Anda di halaman 1dari 1

Kedudukan jaksa sebagai penuntut umum dalam sistem peradilan pidana yang menunjukkan

mekanisme kerja dalam penanggulangan kejahatan dengan mempergunakan pendekatan sistem


terintegrasi. pendekatan sistem itu sendiri pada hakekatnya suatu proses interaksi dari tahapan
administrasi penyelesaian perkara dengan melibatkan institusi penegak hukum terkait yang
menghadapkan seorang tersangka pada penentuan pidana.

Ketentuan pada pasal 137 kuhap yang berbunyi penuntut umum berwenang melakukan penuntutan
terhadap siapapun yang di dakwa melakukan suatu tindak pidana dalam daerah hukumnya dengan
melimpahkan perkara ke pengadilan yang berwenang mengadili.

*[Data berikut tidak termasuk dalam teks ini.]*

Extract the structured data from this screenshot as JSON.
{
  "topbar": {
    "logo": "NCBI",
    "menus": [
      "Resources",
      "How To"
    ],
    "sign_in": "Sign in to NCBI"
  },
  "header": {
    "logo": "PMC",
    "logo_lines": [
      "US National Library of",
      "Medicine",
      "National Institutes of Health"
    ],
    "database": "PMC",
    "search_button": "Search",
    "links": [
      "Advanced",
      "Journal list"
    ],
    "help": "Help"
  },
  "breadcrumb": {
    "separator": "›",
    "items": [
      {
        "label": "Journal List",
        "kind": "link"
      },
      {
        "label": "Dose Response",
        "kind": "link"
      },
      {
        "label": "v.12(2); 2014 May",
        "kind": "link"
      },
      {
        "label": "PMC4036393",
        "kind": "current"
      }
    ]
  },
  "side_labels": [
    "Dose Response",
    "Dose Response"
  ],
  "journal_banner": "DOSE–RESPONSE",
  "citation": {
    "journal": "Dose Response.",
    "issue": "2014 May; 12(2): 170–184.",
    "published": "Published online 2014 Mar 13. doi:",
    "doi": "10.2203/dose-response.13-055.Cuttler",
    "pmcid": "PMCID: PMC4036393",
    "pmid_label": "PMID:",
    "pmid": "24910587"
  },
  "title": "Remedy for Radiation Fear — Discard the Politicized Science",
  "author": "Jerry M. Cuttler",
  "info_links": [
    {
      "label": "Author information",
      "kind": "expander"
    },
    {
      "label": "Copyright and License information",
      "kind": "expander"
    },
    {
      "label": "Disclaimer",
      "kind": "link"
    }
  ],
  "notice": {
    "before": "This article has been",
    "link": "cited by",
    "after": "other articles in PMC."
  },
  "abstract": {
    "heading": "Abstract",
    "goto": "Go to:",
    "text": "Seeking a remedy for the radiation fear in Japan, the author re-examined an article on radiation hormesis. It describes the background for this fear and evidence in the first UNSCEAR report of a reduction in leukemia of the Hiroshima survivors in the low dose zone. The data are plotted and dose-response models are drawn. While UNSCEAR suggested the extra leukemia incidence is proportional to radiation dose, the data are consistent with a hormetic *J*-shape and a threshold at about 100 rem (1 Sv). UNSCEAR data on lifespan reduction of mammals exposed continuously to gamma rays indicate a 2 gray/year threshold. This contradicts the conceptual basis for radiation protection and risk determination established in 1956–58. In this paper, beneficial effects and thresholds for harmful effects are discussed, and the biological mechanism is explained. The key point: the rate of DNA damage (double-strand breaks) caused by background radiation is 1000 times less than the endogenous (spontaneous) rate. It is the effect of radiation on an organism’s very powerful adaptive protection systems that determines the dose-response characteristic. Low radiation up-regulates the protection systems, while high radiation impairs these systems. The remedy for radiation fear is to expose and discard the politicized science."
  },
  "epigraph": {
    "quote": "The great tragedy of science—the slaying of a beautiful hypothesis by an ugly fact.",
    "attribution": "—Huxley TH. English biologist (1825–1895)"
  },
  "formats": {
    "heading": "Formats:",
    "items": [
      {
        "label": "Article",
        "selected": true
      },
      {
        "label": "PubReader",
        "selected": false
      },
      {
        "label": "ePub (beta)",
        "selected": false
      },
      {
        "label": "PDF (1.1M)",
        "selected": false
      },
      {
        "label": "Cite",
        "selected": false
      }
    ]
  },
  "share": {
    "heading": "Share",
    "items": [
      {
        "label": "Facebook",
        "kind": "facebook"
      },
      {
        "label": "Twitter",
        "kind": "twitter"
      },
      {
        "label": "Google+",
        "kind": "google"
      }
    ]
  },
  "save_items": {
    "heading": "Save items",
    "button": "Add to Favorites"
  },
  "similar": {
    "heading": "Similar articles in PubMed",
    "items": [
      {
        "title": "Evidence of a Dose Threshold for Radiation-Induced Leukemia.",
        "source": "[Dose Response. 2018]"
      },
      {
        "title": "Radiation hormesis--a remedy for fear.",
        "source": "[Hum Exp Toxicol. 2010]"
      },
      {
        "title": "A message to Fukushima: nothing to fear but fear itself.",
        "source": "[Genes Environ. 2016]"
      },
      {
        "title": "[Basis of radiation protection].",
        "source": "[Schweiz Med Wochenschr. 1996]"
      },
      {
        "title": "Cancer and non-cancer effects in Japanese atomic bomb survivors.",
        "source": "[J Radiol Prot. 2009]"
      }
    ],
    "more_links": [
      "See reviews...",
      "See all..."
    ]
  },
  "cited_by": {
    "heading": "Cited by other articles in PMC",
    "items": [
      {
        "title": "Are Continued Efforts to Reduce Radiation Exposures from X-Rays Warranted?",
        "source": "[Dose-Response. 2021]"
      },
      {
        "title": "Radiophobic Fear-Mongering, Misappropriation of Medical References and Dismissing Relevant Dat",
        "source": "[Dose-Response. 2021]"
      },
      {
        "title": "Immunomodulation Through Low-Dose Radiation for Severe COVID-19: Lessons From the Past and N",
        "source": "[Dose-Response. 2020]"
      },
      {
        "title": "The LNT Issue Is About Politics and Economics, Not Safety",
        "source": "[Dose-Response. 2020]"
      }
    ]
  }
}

Makna dari ketentuan tersebut yaitu :

1. Bahwa hanya penuntut umum saja yang berwenang menuntut atau melakukan penuntutan
terhadap seseorang yang melakukan tindak pidana.
2. Bahwa instansi lain atau pejabat lain di luar penuntut umum tidak mempunyai wewenang
melakukan penuntutan terhadap siapapun yang di dakwa melakukan tindak pidana.
3. Wewenang dan tindakan penuntut umum tersebut dilakukan dengan jalan melimpahkan
perkaranya ke pengadilan yang berwenang untuk mengadilinya.
4. Tindakan kelimpahan penuntut umum ini agar perkara tersebut diperiksa dan diputus oleh
hakim dalam sidang pengadilan.

Jadi tindakan dan tanggung jawab penuntutan ini merupakan tahapan proses atas suatu tindak
pidana yakni tingkat proses pemeriksaan dari proses penyidikan ke proses pemeriksaan pada sidang
pengadilan.

Dengan demikian eksistensi jaksa dalam sistem peradilan menjadi dominus litis penuntutan artinya
mempunyai kewenangan mutlak dalam penuntutan bahkan putusan hakim di dalam perkara pidana
dibatasi oleh apa yang di dakwakan jaksa.